Behold! The portal is opening… and what’s inside? Is it a trans-dimensional gateway to another star system? No, it’s a new UK government website about non-native species. Probably a lot more useful than a cosmic wormhole. Well, stabler, certainly.
Amazingly, despite having the not-at-all saucy and snappy name of the GB non-native species secretariat they made a website with a memorable URL: nonnativespecies.org, even if it immediately comes up with dismal government URLs once you are in it. Still, you can’t have everything. But web addresses don’t really matter except to tedious nerds (ahem). The real question is, is it any good? The Ranger took nonnativespeices.org for a test drive. Here’s the results. My journey started by coming to a shuddering halt. The top link goes to a page which says, embarrassingly, “1st December 2008 The Biological Records Centre at Wallingford regret that this site is unavailable today whilst essential maintenance is carried out.” Similarly, further down the page looking for action plans, we get “There are the following problems with this page: This section does not exist!” Oops. Still, it is new. Never mind, let’s check out the gallery… wow, it’s actually pretty good.
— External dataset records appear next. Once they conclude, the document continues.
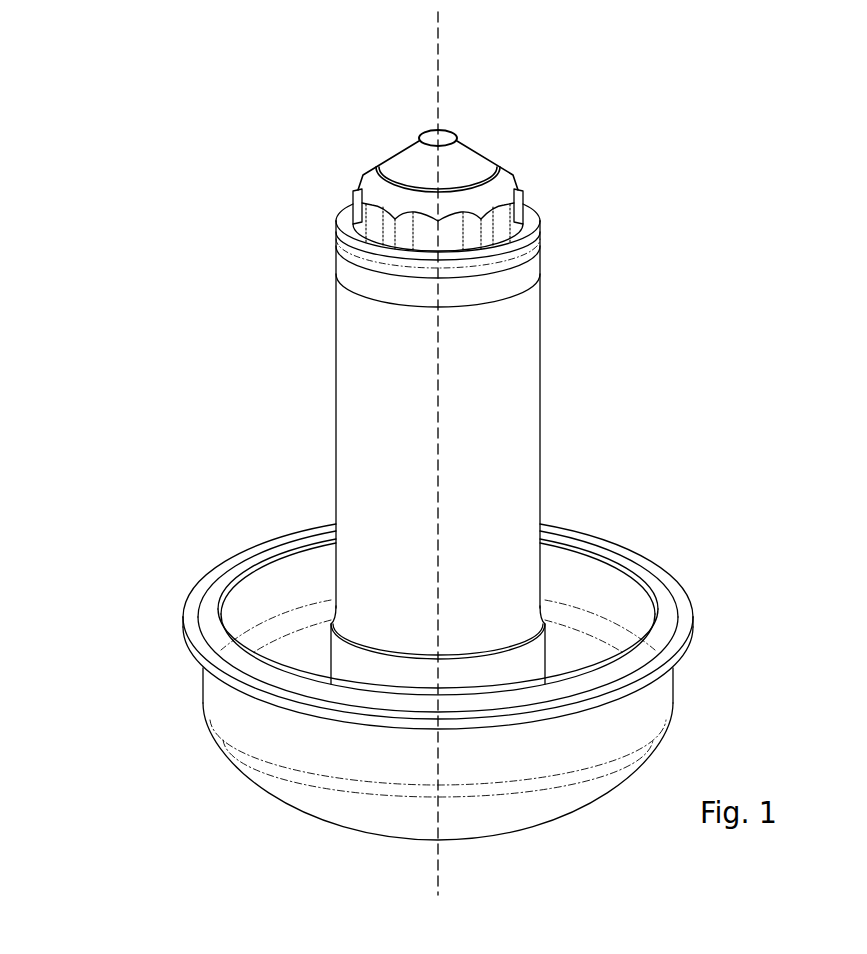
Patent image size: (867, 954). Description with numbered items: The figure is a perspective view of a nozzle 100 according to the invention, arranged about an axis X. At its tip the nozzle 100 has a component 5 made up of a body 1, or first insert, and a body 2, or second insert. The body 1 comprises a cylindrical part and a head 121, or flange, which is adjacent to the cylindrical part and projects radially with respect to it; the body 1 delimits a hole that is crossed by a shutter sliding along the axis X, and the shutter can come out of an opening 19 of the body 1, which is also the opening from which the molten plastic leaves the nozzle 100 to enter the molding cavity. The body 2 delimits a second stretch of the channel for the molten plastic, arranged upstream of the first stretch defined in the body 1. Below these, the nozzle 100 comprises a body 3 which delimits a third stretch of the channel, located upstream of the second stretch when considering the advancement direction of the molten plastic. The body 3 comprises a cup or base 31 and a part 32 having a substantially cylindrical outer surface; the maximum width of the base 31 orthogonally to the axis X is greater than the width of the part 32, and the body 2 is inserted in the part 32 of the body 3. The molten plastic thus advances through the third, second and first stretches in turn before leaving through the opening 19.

The nozzle 100 is at (170, 166).
The axis X is at (440, 50).
The body 1 is at (415, 99).
The head 121 is at (410, 153).
The opening 19 is at (458, 138).
The body 2 is at (368, 183).
The component 5 is at (490, 150).
The body 3 is at (330, 375).
The part 32 is at (351, 495).
The base 31 is at (215, 705).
A load of pics, and yes, believe it or not they are licensed for reuse either as Crown Copyright or a Creative Commons Licence. So I can show you this splendid pic of a man trapping coypu entirely legally:
What’s more, you can search or browse by English and scientific names, and even by management technique. Not bad at all. Moving on into the more serious content, there is a prodigious library of identification sheets as downloadable PDFs. These are actually very well done, include a lot of very helpful information and, once more, they are free to use. Top marks here. There’s also some current alerts showing things to look out for, all explained in pretty accessible language with good pics. The site goes on in the same vein – it has plenty of very good content, where it exists, interspersed with a few glaring gaps where old-skool ‘site under construction’ messages get displayed. Where data is available, it is free to use. No paywall or members-only stuff here. You don’t even have to sign up to anything. Overall, a highly commendable website. Firstly, it’s good because it’s useful, and might help us in the ongoing fight against non-natives. I learnt several new things just researching the site for this article – you will do too, if you go and look at it. Secondly, and perhaps more importantly, this website is a actually a really good – and I do mean really good – example of a public sector website. The few missing links are entirely forgiveable – the good stuff far outweighs the gaps. So many government and partnership websites are just mountains of tedious guff, often adorned with a bloated logobar that saps the reader’s will to live. The NNSS site has made some real efforts to be accessible and easy-to-use, and has actually invested in some decent and usable content. No dull lists of partners or animated logos here – they’ve spent the money on good functional design. Now, of course, all they’ve got to do is keep it up to date. The real test will be how it looks in 18 months’ time. Oh, and one last thing. While you’re there, you always wanted to hear the sound of a midwife toad, didn’t you? the NNSS sound gallery is a fun mini-game all in itself! Try playing these mp3s to your friends and family and make them guess which non-native species made them!